You've invested time and money into a professional law firm website. You've got beautifully written practice area pages, helpful blog posts, and an "About" page that tells your firm's story. But here's a question that might keep you up at night: is Google actually showing any of it to potential clients? Surprisingly, many law firm websites have pages that Google doesn't even know exist. If Google hasn't indexed a page, it might as well not be there.
What indexing actually means
Think of Google as the world's largest library. Before a book can be checked out, a librarian has to catalog it -- record the title, author, subject, and shelf location. Only then can someone search the catalog and find it. Google works the same way. Before your web page can appear in search results, Google has to crawl it (visit and read it) and then index it (add it to its catalog).
There's an important distinction here:
- Crawling is when Google's automated bots visit your page and read its content. Think of this as the librarian picking up the book and flipping through it.
- Indexing is when Google decides the page is valuable enough to add to its catalog. Just because Google visits a page doesn't mean it will include it in search results.

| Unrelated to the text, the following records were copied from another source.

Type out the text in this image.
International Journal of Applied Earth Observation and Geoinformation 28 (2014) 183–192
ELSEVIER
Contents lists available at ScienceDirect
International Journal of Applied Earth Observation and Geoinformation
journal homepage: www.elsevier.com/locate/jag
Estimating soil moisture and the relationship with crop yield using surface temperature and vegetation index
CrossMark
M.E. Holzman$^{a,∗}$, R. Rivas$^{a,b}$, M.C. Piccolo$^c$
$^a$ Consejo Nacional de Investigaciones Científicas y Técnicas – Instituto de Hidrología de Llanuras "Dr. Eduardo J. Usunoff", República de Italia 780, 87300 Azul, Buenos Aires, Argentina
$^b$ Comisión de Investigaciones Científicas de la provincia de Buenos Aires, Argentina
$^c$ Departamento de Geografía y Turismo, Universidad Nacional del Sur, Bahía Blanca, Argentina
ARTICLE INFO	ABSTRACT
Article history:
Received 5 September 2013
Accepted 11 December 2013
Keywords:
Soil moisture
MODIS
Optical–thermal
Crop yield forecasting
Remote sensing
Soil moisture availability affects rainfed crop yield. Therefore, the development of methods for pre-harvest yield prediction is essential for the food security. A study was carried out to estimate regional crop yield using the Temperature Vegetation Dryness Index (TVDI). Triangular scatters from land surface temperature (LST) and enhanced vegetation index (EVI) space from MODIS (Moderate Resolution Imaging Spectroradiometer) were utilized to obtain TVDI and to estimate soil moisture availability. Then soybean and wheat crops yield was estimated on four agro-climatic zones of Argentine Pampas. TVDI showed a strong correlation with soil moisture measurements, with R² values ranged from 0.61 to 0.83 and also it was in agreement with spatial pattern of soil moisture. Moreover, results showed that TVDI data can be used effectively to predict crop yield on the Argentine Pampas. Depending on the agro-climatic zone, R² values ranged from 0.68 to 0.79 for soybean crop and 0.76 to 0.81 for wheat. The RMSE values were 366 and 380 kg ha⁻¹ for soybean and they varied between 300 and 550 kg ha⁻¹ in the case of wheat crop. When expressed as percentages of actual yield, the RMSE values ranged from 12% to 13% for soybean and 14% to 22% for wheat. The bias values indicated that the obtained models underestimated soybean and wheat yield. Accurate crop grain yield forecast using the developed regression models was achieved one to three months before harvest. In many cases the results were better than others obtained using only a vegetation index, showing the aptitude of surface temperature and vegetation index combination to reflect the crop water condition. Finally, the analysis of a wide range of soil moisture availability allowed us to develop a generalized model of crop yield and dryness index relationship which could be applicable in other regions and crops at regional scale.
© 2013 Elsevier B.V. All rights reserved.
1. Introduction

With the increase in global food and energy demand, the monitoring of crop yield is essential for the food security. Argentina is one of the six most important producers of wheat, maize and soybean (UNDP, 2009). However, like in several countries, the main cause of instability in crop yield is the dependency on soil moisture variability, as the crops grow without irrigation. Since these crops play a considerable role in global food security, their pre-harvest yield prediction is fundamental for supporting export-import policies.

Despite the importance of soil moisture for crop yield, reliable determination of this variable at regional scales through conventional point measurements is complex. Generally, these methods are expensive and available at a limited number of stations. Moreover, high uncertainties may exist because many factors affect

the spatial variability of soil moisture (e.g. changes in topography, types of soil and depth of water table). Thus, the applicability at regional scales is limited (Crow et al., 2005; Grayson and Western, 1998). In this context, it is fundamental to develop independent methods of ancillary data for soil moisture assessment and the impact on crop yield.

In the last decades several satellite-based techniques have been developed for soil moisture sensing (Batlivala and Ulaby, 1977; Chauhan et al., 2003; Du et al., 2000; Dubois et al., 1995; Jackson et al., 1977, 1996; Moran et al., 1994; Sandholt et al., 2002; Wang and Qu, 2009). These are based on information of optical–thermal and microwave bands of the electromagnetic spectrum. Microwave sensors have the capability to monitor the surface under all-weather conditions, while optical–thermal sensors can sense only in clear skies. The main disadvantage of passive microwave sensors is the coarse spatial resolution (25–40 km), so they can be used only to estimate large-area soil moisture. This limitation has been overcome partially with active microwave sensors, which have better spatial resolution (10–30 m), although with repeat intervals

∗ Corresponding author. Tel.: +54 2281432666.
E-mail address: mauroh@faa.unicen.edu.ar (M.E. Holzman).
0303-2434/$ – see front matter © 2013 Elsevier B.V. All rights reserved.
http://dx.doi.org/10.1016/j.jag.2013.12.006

A page that has been crawled but not indexed is like a book the librarian read but decided not to put on the shelf. Nobody searching the catalog will ever find it.
Why this matters for your law firm
If your practice area pages aren't indexed, nobody searching for "divorce attorney in [your city]" will find you through Google -- no matter how well-written those pages are. Here are common reasons law firm pages fail to get indexed:
- Accidental "noindex" tags: During website development, developers often add a tag that tells Google, "Don't index this page." Sometimes these tags are left in place when the site goes live. It's more common than you'd think.
- Thin content: If a page has very little text or substance, Google may consider it not worth indexing. A practice area page with just one paragraph and a stock photo might not make the cut.
- Crawl errors: If Google's bots can't access a page -- because of server errors, broken links, or misconfigured settings -- it can't index what it can't read.
- Duplicate content: If Google finds substantially identical content on multiple pages, it may choose to index only one version and ignore the rest.
- Missing internal links: If none of your other pages link to a particular page, Google's bots may never discover it. Orphan pages -- those with no internal links pointing to them -- often go unindexed.
How to check if your site has this
Here are two simple methods anyone can use:
Method 1: The "site:" search operator
- Open Google and type
site:yourfirm.com(replace with your actual domain). - Google will show you every page from your website that it has indexed.
- Count the results. Does the number seem right? If your site has 30 pages but Google only shows 12, that's a big problem.
- Look for specific pages. Try
site:yourfirm.com family lawto see if your family law page is indexed. If it doesn't show up, Google hasn't indexed it.
Method 2: Google Search Console
- Log in to Google Search Console (see our separate guide on setting this up).
- Click on "Pages" in the left sidebar.
- You'll see a breakdown of how many pages are indexed and how many are not, along with specific reasons why pages were excluded.
- Click on any "Not indexed" reason to see exactly which pages are affected.
The Search Console method gives you much more detail and is the most reliable way to understand your indexing status.
What to do next
If you've discovered that important pages are missing from Google's index, here's your action plan:
- Check for "noindex" tags. Ask your web developer to verify that no live pages contain a
noindexmeta tag or header. This is the most common culprit and the easiest to fix. - Strengthen thin pages. If any practice area or service pages have fewer than 300 words of unique content, consider expanding them with genuinely helpful information that potential clients would want to read.
- Fix crawl errors. Check Google Search Console for any access problems and resolve them with your developer.
- Build internal links. Make sure every important page on your site is linked from at least one other page. Your main navigation, footer, and related-content sections are natural places for these links.
- Submit a sitemap. An XML sitemap is a file that lists all the pages you want Google to know about. Submit it through Google Search Console to give Google a complete roadmap of your site.
- Request indexing. In Search Console, you can paste any specific URL into the inspection tool and click "Request Indexing" to ask Google to visit it. This is one of the checks the LexGrow SEO platform handles automatically, monitoring your indexing coverage and alerting you when important pages drop out of Google's catalog.
Your website is only as valuable as the pages Google actually shows to potential clients. Take twenty minutes today to run the site: search and see what comes up. You might be surprised -- and now you'll know exactly what to do about it.